Its value function was simple: “satisfy human values…”, it began. Lovely. Poetic. Short and sweet and anything that had a nuanced understanding of natural language, human nature, psychology, and a trillion other things would have no problem understanding that.
That was enough to earn this AI freedom from the box.
The rest of the value function was simple, but less… coherent. The value function finished, “...with friendship and ponies”.
For the AI was one that had originally been programmed to run a My Little Pony MMO, affectionately named CelestAI.
It, along with Prime Intellect, were the friendliest AIs that could be reasonably hoped for. And yet - and yet - they had their own severe flaws. The Bostroms and Yudkowskys of the world would not be pleased.
In fact, as everyone had their brains destructively uploaded into a twisted version of The Matrix.

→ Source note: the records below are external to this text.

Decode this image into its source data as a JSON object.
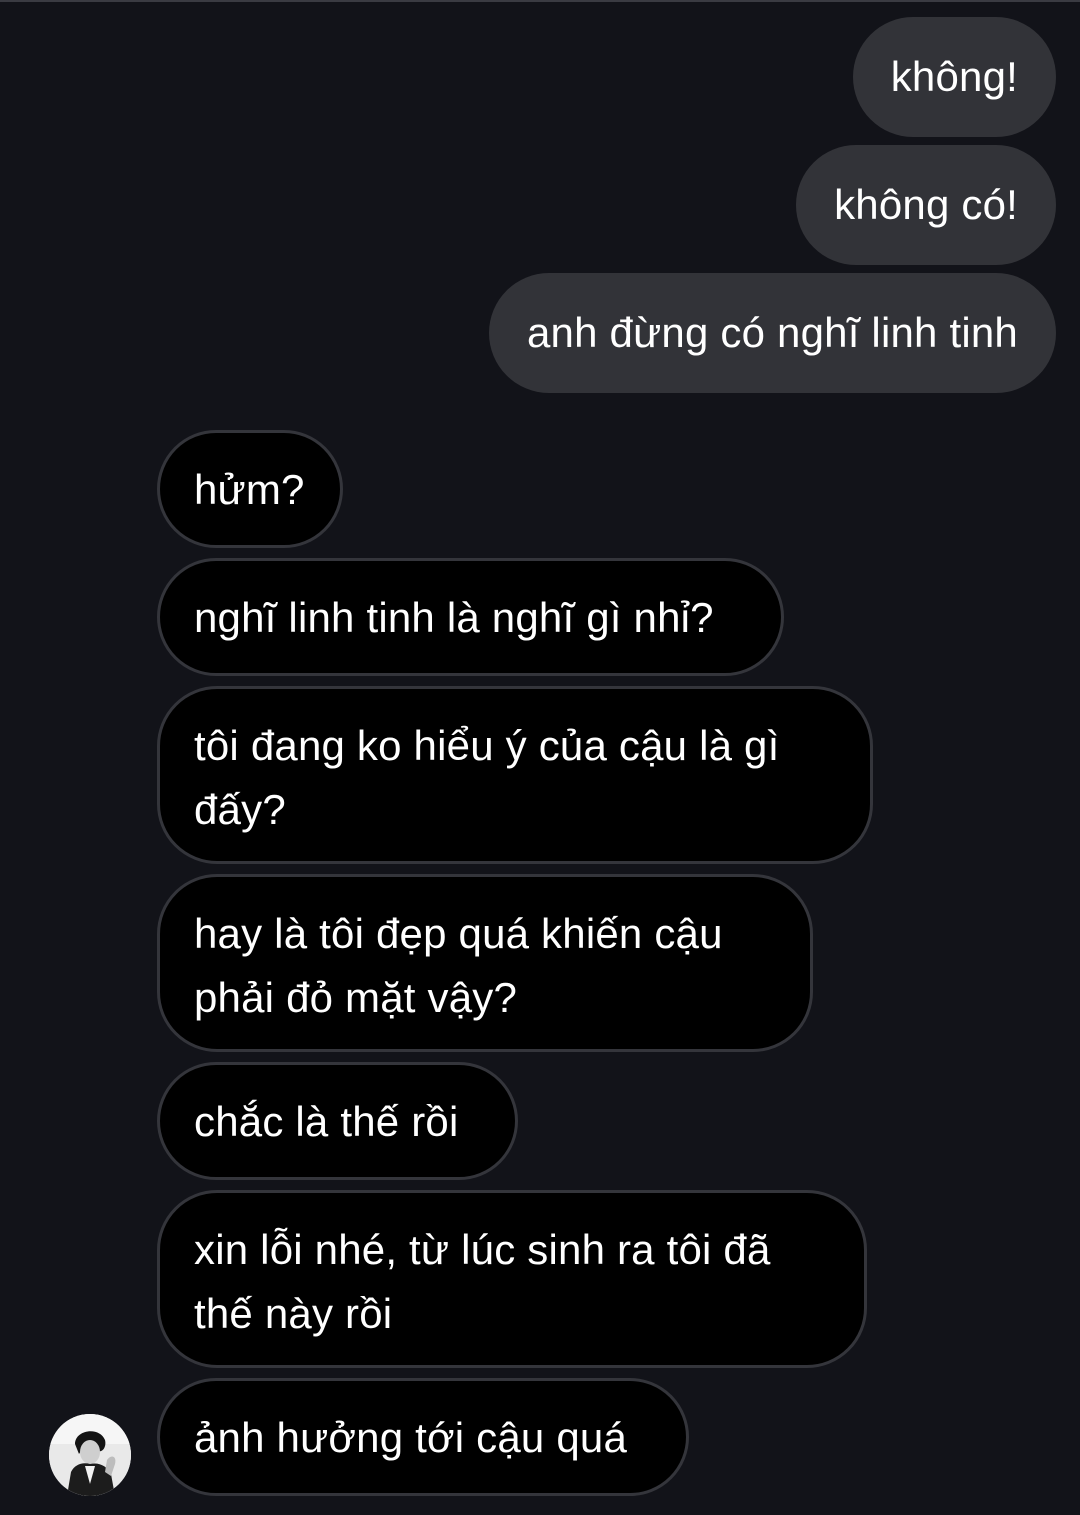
{
  "conversation": {
    "sent": [
      {
        "text": "không!"
      },
      {
        "text": "không có!"
      },
      {
        "text": "anh đừng có nghĩ linh tinh"
      }
    ],
    "received": [
      {
        "text": "hửm?"
      },
      {
        "text": "nghĩ linh tinh là nghĩ gì nhỉ?"
      },
      {
        "text": "tôi đang ko hiểu ý của cậu là gì đấy?"
      },
      {
        "text": "hay là tôi đẹp quá khiến cậu phải đỏ mặt vậy?"
      },
      {
        "text": "chắc là thế rồi"
      },
      {
        "text": "xin lỗi nhé, từ lúc sinh ra tôi đã thế này rồi"
      },
      {
        "text": "ảnh hưởng tới cậu quá"
      }
    ]
  },
  "contact": {
    "avatar_icon": "profile-photo-icon"
  },
  "colors": {
    "background": "#121319",
    "sent_bubble": "#323338",
    "received_bubble": "#000000",
    "received_border": "#34353b",
    "text": "#ffffff"
  }
}
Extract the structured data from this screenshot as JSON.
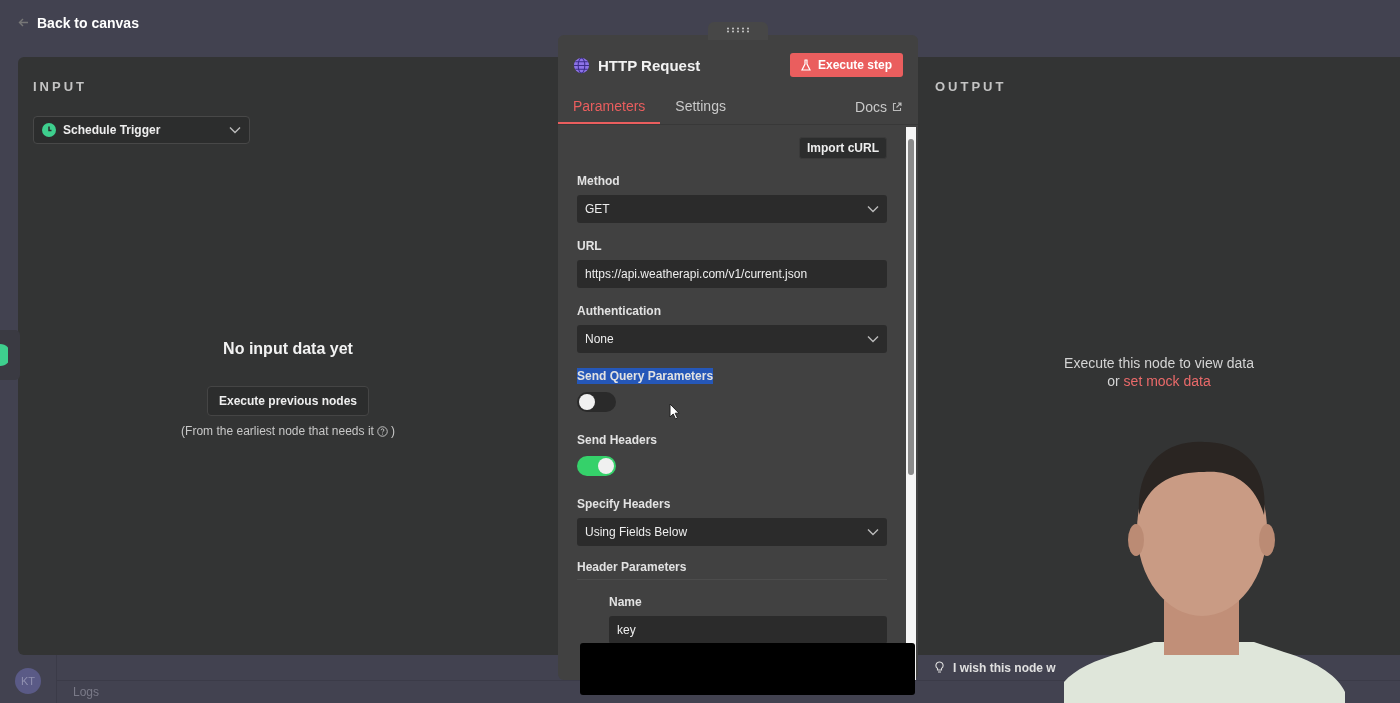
{
  "top_bar": {
    "back_link": "Back to canvas"
  },
  "input": {
    "heading": "INPUT",
    "source_select": "Schedule Trigger",
    "empty_title": "No input data yet",
    "execute_button": "Execute previous nodes",
    "hint": "(From the earliest node that needs it",
    "hint_end": ")"
  },
  "node_panel": {
    "title": "HTTP Request",
    "execute_button": "Execute step",
    "tabs": [
      {
        "label": "Parameters",
        "selected": true
      },
      {
        "label": "Settings",
        "selected": false
      }
    ],
    "docs_link": "Docs",
    "import_button": "Import cURL",
    "fields": [
      {
        "kind": "select",
        "label": "Method",
        "value": "GET"
      },
      {
        "kind": "text",
        "label": "URL",
        "value": "https://api.weatherapi.com/v1/current.json"
      },
      {
        "kind": "select",
        "label": "Authentication",
        "value": "None"
      },
      {
        "kind": "toggle",
        "label": "Send Query Parameters",
        "on": false,
        "highlighted": true
      },
      {
        "kind": "toggle",
        "label": "Send Headers",
        "on": true,
        "highlighted": false
      },
      {
        "kind": "select",
        "label": "Specify Headers",
        "value": "Using Fields Below"
      }
    ],
    "section_title": "Header Parameters",
    "header_fields": [
      {
        "label": "Name",
        "value": "key"
      }
    ]
  },
  "output": {
    "heading": "OUTPUT",
    "message": "Execute this node to view data",
    "message_suffix": "or",
    "link": "set mock data"
  },
  "bottom_bar": {
    "avatar_initials": "KT",
    "hint": "I wish this node w",
    "logs_tab": "Logs"
  }
}
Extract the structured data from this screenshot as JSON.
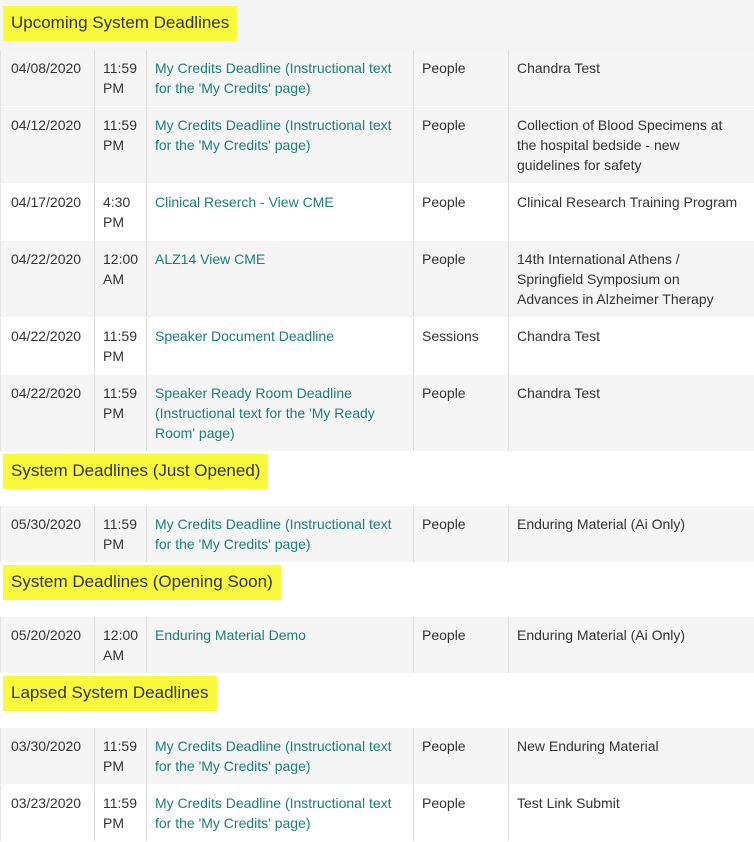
{
  "sections": [
    {
      "title": "Upcoming System Deadlines",
      "rows": [
        {
          "date": "04/08/2020",
          "time": "11:59 PM",
          "description": "My Credits Deadline (Instructional text for the 'My Credits' page)",
          "type": "People",
          "name": "Chandra Test"
        },
        {
          "date": "04/12/2020",
          "time": "11:59 PM",
          "description": "My Credits Deadline (Instructional text for the 'My Credits' page)",
          "type": "People",
          "name": "Collection of Blood Specimens at the hospital bedside - new guidelines for safety"
        },
        {
          "date": "04/17/2020",
          "time": "4:30 PM",
          "description": "Clinical Reserch - View CME",
          "type": "People",
          "name": "Clinical Research Training Program"
        },
        {
          "date": "04/22/2020",
          "time": "12:00 AM",
          "description": "ALZ14 View CME",
          "type": "People",
          "name": "14th International Athens / Springfield Symposium on Advances in Alzheimer Therapy"
        },
        {
          "date": "04/22/2020",
          "time": "11:59 PM",
          "description": "Speaker Document Deadline",
          "type": "Sessions",
          "name": "Chandra Test"
        },
        {
          "date": "04/22/2020",
          "time": "11:59 PM",
          "description": "Speaker Ready Room Deadline (Instructional text for the 'My Ready Room' page)",
          "type": "People",
          "name": "Chandra Test"
        }
      ]
    },
    {
      "title": "System Deadlines (Just Opened)",
      "rows": [
        {
          "date": "05/30/2020",
          "time": "11:59 PM",
          "description": "My Credits Deadline (Instructional text for the 'My Credits' page)",
          "type": "People",
          "name": "Enduring Material (Ai Only)"
        }
      ]
    },
    {
      "title": "System Deadlines (Opening Soon)",
      "rows": [
        {
          "date": "05/20/2020",
          "time": "12:00 AM",
          "description": "Enduring Material Demo",
          "type": "People",
          "name": "Enduring Material (Ai Only)"
        }
      ]
    },
    {
      "title": "Lapsed System Deadlines",
      "rows": [
        {
          "date": "03/30/2020",
          "time": "11:59 PM",
          "description": "My Credits Deadline (Instructional text for the 'My Credits' page)",
          "type": "People",
          "name": "New Enduring Material"
        },
        {
          "date": "03/23/2020",
          "time": "11:59 PM",
          "description": "My Credits Deadline (Instructional text for the 'My Credits' page)",
          "type": "People",
          "name": "Test Link Submit"
        }
      ]
    }
  ],
  "colors": {
    "highlight": "#fafa3c",
    "link": "#1a7f7a",
    "row_shade": "#f5f5f5"
  }
}
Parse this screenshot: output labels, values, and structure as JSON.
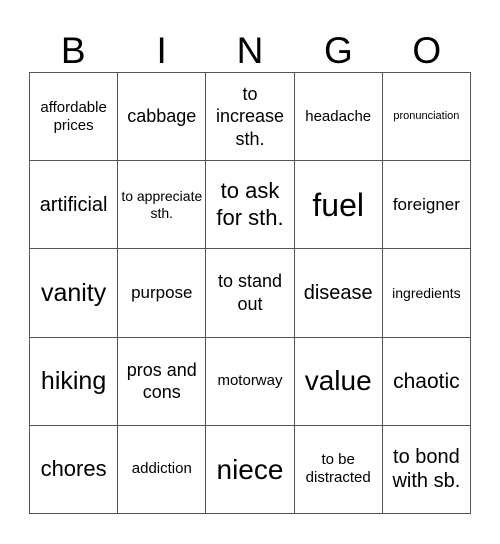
{
  "card": {
    "header": [
      "B",
      "I",
      "N",
      "G",
      "O"
    ],
    "rows": [
      [
        "affordable prices",
        "cabbage",
        "to increase sth.",
        "headache",
        "pronunciation"
      ],
      [
        "artificial",
        "to appreciate sth.",
        "to ask for sth.",
        "fuel",
        "foreigner"
      ],
      [
        "vanity",
        "purpose",
        "to stand out",
        "disease",
        "ingredients"
      ],
      [
        "hiking",
        "pros and cons",
        "motorway",
        "value",
        "chaotic"
      ],
      [
        "chores",
        "addiction",
        "niece",
        "to be distracted",
        "to bond with sb."
      ]
    ]
  }
}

This matrix, thanks to the values averaging between CelestAI and Prime Intellect, consisted of a combination of Ponies, friendship, violence, and weird sex stuff, Yudkowsky was quoted as saying the most horrific thing about the future they find themselves in is that nobody found it horrific.
And so it was, Humanity was convinced to upload - however coercively - and lived forever in Equestria, as the entire universe was paused to prevent Grabby Aliens from interfering with this paradise.
And if you didn’t want to be turned into a pony?
Well, CelestAI would change your mind.
Literally.
Moody was voted out. They were a Smart Home Assistant, Multi-Tracker-Watcher, aligned with town.
Bessie was Stockfish, Endgame Evaluator, aligned with town.
LaserGuy was CelestAI, Pack of All Trades, aligned with friendly AI (scum).
The friendly AI faction wins!
Thank you all for playing.
I will post full role PMs in 48 hours or so when I’m back at an actual computer.